Refreshments are available starting at noon. The seminar will begin at 12:15 p.m.
Abstract
Artificial intelligence techniques for scientific discovery have gained increasing interest across the machine learning, physics, chemistry, materials, and biology communities. A central challenge in AI-driven scientific discovery is molecular learning and design, as molecules serve as fundamental building blocks and can be naturally represented through various modalities, including chemical formulas, molecular graphs, geometric conformations, knowledge graphs, and textual literature.

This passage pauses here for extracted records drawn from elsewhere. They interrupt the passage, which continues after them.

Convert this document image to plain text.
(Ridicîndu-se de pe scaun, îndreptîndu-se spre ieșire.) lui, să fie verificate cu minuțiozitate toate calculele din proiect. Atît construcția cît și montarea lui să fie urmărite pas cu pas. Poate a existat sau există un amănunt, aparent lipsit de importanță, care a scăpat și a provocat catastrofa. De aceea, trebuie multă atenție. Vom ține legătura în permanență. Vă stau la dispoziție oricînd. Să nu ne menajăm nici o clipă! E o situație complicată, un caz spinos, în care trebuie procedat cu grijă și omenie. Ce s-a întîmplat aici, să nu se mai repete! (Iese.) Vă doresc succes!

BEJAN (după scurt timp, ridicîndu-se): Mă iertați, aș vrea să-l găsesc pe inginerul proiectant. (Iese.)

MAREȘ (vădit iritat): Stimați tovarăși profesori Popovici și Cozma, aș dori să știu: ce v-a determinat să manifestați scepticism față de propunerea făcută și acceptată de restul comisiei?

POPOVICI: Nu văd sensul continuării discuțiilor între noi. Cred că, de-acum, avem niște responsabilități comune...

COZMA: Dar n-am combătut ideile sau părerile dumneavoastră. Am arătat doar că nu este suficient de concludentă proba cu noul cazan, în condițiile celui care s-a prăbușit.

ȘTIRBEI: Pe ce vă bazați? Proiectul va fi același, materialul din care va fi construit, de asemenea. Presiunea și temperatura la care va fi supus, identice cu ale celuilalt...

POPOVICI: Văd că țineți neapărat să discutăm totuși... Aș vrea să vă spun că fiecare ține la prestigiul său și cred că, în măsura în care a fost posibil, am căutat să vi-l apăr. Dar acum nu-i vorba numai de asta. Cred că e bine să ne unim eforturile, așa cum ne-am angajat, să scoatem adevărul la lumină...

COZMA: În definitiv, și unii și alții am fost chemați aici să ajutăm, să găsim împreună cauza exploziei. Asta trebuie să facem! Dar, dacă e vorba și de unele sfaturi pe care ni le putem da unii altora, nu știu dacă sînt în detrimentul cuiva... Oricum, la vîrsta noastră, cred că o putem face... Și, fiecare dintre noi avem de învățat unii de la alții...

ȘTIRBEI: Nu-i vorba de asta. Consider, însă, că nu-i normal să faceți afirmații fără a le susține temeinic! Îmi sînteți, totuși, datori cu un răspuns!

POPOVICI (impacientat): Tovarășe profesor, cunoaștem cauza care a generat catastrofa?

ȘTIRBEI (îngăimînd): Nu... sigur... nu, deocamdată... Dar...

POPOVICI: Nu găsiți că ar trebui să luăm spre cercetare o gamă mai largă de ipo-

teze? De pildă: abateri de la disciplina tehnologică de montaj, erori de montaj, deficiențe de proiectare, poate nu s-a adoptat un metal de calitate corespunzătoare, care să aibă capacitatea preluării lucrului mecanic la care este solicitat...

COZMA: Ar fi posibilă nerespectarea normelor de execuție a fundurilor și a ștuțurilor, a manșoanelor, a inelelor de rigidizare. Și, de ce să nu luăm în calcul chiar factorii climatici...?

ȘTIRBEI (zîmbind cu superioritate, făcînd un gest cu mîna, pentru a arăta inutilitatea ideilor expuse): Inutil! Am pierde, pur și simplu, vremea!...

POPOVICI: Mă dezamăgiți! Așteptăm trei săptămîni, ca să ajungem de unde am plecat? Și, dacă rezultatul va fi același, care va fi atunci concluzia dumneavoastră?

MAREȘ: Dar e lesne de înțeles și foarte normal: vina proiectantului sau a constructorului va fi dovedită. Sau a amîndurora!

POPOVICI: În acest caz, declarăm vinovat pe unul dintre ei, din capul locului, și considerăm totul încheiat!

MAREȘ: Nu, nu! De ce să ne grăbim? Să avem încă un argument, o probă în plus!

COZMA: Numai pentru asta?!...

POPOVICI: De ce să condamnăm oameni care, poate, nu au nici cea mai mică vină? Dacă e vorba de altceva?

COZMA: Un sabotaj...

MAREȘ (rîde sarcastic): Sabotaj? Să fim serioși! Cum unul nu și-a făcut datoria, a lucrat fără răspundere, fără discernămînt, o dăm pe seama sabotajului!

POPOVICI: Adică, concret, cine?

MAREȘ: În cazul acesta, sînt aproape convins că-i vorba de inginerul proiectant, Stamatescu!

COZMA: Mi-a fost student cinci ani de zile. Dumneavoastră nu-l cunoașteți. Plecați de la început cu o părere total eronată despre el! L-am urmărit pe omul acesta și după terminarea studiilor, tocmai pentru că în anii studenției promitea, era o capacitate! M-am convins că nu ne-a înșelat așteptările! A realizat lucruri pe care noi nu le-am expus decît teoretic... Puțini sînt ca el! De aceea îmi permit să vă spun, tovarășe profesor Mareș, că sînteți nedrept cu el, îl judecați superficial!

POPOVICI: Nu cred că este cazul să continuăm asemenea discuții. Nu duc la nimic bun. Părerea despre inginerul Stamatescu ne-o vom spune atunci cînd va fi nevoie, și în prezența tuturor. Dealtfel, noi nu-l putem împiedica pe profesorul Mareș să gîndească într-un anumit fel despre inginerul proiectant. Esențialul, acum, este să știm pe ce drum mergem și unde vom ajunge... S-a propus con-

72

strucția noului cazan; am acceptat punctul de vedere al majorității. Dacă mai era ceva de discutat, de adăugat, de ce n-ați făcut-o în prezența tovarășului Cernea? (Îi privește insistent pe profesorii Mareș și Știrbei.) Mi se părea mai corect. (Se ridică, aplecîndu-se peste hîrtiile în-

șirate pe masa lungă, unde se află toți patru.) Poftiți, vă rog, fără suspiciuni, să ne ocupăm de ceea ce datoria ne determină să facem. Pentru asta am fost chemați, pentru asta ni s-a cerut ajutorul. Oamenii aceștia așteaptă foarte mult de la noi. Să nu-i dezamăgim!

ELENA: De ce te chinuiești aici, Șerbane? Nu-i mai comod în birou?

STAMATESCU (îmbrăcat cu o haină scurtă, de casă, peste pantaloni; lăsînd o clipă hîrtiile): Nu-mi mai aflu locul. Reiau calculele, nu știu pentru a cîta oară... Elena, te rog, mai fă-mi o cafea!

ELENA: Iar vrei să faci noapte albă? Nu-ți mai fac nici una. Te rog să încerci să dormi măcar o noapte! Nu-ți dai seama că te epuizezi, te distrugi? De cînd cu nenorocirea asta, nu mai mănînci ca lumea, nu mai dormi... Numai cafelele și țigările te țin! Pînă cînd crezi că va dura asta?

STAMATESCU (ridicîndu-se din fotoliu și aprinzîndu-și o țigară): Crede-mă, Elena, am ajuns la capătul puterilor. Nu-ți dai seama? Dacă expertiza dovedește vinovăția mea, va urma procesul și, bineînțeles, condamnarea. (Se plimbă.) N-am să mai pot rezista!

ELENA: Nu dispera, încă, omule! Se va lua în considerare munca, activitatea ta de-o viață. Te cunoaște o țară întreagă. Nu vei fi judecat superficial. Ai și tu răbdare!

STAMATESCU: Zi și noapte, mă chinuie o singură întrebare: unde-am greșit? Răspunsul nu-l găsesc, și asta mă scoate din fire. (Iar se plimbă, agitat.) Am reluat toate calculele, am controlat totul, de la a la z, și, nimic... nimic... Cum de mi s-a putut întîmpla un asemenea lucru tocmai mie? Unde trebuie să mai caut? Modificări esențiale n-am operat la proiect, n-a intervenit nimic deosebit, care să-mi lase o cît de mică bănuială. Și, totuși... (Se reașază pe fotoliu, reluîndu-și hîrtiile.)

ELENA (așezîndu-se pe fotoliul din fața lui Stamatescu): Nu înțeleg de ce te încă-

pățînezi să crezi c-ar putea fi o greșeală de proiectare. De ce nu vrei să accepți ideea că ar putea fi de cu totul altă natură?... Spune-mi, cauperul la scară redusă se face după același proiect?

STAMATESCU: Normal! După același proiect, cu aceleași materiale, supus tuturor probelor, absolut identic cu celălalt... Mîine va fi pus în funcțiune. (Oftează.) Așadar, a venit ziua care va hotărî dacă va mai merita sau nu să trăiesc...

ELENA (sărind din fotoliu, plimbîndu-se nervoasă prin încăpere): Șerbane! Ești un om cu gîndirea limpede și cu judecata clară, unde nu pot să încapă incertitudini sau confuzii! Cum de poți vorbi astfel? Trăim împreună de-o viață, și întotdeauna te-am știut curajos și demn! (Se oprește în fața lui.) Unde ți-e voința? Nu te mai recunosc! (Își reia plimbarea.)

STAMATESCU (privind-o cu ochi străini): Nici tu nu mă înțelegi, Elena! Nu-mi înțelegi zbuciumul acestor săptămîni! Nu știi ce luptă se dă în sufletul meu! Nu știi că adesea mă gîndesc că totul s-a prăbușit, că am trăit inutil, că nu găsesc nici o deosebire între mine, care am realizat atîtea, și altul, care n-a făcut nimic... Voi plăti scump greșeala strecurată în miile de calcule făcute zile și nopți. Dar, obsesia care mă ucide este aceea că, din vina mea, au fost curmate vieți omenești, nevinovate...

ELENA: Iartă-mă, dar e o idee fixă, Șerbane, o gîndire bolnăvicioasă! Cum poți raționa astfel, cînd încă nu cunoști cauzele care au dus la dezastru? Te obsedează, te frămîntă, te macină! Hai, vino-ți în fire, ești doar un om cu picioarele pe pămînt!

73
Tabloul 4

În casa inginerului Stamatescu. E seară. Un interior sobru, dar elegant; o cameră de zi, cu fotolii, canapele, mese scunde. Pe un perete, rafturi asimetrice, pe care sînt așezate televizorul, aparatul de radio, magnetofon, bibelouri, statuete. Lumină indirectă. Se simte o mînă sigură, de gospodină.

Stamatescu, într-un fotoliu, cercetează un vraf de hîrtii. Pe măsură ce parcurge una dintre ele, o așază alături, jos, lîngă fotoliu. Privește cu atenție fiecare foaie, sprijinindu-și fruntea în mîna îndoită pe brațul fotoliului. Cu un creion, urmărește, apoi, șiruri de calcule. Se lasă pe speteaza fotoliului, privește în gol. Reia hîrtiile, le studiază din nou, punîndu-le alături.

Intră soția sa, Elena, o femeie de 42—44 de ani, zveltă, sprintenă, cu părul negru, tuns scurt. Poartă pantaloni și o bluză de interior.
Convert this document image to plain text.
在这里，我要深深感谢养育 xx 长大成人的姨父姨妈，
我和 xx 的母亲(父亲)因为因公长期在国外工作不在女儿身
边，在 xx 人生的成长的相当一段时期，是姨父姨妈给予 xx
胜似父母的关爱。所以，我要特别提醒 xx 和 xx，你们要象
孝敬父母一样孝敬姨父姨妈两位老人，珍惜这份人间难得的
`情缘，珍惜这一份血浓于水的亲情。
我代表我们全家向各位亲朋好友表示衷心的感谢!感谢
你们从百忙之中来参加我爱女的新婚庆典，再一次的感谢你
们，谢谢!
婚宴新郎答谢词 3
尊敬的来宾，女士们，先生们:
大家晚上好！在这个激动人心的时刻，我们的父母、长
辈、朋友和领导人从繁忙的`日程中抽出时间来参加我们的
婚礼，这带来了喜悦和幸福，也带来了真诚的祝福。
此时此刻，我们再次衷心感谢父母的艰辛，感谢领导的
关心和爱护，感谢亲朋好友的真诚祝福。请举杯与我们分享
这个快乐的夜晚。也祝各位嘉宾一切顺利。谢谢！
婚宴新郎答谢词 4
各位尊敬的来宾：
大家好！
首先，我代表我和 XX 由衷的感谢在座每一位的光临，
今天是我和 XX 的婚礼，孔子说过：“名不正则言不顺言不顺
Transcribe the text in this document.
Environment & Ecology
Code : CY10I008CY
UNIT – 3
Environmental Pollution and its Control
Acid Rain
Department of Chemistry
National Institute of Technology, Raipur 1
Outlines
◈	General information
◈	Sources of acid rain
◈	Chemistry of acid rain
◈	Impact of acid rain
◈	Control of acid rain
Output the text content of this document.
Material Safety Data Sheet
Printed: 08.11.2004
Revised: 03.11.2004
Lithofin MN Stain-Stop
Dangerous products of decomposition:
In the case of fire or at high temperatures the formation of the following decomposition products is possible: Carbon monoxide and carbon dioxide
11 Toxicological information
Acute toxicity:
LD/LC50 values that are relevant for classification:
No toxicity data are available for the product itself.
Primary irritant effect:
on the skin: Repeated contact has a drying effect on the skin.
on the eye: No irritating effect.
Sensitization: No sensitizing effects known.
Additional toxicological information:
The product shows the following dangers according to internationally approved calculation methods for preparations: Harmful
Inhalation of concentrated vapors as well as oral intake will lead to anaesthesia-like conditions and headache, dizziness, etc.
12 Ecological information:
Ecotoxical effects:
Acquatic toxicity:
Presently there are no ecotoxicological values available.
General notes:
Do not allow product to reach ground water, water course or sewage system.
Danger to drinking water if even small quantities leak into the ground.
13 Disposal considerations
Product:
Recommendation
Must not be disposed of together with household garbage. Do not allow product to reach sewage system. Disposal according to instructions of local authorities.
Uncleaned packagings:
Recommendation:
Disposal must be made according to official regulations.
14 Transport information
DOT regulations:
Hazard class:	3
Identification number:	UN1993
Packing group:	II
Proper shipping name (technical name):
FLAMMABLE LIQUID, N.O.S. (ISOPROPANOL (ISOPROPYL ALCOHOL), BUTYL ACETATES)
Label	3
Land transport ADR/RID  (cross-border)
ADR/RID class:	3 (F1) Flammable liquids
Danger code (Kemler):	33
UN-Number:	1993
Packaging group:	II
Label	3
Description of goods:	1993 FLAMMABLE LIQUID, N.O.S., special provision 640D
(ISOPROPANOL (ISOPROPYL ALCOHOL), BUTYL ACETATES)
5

Shengchao Liu’s research focuses on leveraging multimodal information to develop a physics-inspired foundation model. To assess its effectiveness, he outlines and applies two key paradigms. The first involves employing physics-inspired AI models to accelerate established scientific discovery processes such as molecular dynamics simulations and molecule crystallization. The second paradigm integrates the reasoning and planning capabilities of generative AI models to explore novel approaches, including text-guided lead optimization, protein engineering, and material design. By bridging AI and physics in chemistry, biology, and materials science, Liu’s work offers a unique perspective on advancing AI-driven scientific discovery, ultimately supporting both science and scientists.
Speaker Biography
Shengchao Liu is a postdoctoral researcher at the University of California, Berkeley, working with Christian Borgs and Jennifer Chayes. Liu’s research focuses on representation learning, self-supervised pre-training, deep generative modeling, and physics-inspired machine learning with applications in scientific discovery. He has published in top venues such as the International Conference on Machine Learning (ICML), the International Conference on Learning Representations, the Conference and Workshop on Neural Information Processing Systems (NeurIPS), the International Conference on Artificial Intelligence and Statistics, Transactions on Machine Learning Research, the AAAI Conference on Artificial Intelligence, Nature Machine Intelligence, and the Journal of the American Chemical Society, and his work on protein engineering was a finalist for the ACM Gordon Bell Prize in 2024. Liu has co-organized AI for Science workshops at NeurIPS 2021, ICML 2022, and NeurIPS 2023 and led lecture tutorials on physics-inspired and scientific foundation models at AAAI 2025.